About the job
Join Us If You:
Are eager to learn from a group of experienced engineers who have successfully delivered over $10 billion in value.
Prefer to work in our San Francisco office three days a week.
Excel in navigating uncertainty.
Possess a product-oriented mindset with a strong emphasis on customer satisfaction.
Are passionate about working with Large Language Models (LLMs), Multi-Cloud Platforms (MCPs), Cloud Infrastructure, and Observability tools.
Bring at least five years of professional or open-source experience.
Bonus: Have previous experience in a startup environment and understand the dynamics involved.
About TierZero
At TierZero, we are redefining how engineering teams leverage AI to enhance the speed and efficiency of code deployment. While AI accelerates the development cycle, the actual process of productionizing code remains a challenge. Our platform empowers agile engineering teams to manage code in production effectively, ensuring quicker incident response times, comprehensive operational visibility, and shared knowledge among all team members.
Backed by $7 million in funding from leading investors like Accel and SV Angel, TierZero is trusted by industry leaders such as Discord, Drata, and Framer to operate their high-scale systems and create the foundational layer for AI-driven engineering teams.
The Role
As a founding member of our team, you will play a crucial role in conceptualizing and developing our core product and systems from the ground up. Collaborating closely with the CEO, CTO, and our valued customers, you will be engaged in a variety of dynamic projects, including:
Designing and implementing intelligent AI systems capable of analyzing extensive unstructured data.

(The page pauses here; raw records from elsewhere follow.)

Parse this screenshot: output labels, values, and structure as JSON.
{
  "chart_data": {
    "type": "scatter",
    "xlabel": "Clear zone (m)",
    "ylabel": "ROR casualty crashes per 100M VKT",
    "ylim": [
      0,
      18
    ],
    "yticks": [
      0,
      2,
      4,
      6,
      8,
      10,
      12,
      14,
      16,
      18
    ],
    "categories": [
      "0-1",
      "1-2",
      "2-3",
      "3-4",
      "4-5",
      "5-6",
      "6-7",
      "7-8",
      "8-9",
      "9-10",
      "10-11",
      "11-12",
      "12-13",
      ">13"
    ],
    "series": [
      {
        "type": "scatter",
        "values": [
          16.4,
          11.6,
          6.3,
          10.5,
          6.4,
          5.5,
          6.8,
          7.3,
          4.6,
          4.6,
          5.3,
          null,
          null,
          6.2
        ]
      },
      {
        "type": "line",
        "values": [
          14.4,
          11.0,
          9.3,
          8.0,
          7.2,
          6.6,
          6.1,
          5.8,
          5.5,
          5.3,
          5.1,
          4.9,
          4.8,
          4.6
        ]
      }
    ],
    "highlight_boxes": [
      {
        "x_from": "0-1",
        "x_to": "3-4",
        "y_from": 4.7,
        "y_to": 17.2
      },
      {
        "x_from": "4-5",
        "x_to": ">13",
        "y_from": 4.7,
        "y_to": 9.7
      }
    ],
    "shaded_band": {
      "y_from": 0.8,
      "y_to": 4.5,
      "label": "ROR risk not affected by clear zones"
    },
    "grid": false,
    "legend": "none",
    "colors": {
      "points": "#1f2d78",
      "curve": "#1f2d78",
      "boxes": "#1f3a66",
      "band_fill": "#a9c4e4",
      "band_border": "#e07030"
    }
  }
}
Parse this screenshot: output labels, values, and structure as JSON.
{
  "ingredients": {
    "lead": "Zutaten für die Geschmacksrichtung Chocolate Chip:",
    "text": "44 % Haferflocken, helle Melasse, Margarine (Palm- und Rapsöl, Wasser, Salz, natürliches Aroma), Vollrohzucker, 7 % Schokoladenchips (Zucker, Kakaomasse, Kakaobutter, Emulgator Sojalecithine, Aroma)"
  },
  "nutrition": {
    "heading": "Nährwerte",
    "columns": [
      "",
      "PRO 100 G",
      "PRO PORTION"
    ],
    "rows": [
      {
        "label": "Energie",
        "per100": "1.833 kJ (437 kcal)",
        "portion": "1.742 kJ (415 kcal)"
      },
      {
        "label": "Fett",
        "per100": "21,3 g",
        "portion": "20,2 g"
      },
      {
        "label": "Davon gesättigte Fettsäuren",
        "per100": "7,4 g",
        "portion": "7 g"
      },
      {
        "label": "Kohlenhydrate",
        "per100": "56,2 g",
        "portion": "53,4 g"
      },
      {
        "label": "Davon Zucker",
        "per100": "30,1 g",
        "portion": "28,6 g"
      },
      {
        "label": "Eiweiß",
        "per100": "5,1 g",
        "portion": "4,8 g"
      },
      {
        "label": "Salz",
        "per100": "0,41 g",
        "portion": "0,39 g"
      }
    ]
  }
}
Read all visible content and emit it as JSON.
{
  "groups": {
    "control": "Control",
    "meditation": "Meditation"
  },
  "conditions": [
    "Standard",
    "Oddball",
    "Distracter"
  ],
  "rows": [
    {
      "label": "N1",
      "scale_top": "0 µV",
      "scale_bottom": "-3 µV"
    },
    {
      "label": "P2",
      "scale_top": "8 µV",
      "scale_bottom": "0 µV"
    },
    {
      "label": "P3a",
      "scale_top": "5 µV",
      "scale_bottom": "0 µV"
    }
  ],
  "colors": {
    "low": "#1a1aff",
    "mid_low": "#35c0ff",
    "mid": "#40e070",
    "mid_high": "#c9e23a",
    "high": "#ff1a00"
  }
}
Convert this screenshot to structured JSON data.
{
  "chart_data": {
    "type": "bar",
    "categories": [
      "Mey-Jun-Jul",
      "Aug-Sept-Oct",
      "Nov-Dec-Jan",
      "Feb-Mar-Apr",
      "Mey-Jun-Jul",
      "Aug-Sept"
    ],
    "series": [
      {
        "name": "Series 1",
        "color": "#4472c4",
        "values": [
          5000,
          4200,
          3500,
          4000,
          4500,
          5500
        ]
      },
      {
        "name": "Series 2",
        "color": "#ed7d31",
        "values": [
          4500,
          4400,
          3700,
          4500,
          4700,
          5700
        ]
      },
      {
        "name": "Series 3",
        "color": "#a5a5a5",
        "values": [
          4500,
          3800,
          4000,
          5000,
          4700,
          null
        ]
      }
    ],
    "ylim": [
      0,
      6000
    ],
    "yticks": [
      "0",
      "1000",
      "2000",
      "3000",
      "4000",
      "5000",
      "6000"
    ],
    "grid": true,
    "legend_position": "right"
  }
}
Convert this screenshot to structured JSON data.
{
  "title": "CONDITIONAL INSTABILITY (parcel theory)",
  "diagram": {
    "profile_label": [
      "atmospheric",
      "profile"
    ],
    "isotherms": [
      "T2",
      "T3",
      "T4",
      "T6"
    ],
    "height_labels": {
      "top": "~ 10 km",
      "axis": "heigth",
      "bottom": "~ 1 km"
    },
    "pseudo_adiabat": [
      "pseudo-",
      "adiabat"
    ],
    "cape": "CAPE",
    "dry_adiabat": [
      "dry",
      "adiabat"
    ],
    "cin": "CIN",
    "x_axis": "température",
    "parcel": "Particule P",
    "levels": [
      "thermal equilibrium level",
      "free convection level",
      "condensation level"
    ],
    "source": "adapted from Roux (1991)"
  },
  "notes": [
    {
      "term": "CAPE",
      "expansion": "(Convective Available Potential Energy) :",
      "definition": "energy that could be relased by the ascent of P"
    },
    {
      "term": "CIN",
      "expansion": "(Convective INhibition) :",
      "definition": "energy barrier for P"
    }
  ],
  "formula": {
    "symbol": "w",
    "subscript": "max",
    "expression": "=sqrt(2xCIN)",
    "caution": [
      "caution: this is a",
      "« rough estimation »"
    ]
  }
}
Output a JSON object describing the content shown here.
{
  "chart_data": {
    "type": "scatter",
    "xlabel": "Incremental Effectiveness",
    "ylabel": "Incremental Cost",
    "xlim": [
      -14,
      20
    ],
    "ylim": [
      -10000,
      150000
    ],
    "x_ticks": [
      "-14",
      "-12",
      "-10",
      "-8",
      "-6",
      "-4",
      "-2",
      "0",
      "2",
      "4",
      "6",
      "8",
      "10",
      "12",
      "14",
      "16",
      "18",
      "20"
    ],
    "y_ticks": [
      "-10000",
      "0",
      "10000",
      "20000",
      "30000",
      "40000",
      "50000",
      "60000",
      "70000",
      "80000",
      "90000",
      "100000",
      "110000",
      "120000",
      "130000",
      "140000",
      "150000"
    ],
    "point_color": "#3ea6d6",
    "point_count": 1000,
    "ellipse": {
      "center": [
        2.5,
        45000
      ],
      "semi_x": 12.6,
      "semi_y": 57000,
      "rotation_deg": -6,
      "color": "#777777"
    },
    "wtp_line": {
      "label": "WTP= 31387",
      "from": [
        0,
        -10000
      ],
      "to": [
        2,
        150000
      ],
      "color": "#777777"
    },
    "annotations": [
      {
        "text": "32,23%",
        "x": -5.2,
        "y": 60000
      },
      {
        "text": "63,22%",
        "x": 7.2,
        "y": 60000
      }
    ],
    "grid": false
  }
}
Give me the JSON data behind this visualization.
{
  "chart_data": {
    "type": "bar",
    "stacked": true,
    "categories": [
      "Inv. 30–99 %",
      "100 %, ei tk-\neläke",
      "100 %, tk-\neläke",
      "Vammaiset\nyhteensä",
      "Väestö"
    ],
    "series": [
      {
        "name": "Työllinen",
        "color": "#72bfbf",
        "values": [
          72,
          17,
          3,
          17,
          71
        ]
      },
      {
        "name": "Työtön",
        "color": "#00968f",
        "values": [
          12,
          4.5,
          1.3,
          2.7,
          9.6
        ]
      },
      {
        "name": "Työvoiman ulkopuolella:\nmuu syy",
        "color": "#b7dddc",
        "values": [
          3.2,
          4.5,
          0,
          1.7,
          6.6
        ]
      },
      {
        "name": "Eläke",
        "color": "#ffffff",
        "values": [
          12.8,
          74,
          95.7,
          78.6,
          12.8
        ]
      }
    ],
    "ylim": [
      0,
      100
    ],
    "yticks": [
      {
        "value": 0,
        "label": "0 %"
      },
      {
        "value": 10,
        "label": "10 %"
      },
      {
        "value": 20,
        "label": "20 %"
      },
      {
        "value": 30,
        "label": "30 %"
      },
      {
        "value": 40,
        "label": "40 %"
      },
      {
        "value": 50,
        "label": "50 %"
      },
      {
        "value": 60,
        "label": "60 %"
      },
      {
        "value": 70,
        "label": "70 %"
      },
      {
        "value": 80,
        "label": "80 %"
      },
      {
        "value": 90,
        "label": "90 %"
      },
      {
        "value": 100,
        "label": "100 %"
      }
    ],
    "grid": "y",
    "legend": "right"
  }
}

Delivering full-stack features informed by direct user feedback.
Enhancing the product experience to ensure agents are not only intelligent but also user-friendly and reliable for engineers.
Creating systems that autonomously assess LLM outputs, enhancing agent reasoning through iterative self-play and feedback mechanisms.
Developing machine learning pipelines encompassing data ingestion, feature generation, embedding stores, retrieval-augmented generation (RAG) pipelines, vector search infrastructure, and graph databases.
Investigating and prototyping with open-source and cutting-edge LLMs to assess their capabilities and trade-offs.
Establishing scalable infrastructure to support long-running, multi-step agents, addressing aspects like memory management, state handling, and asynchronous workflows.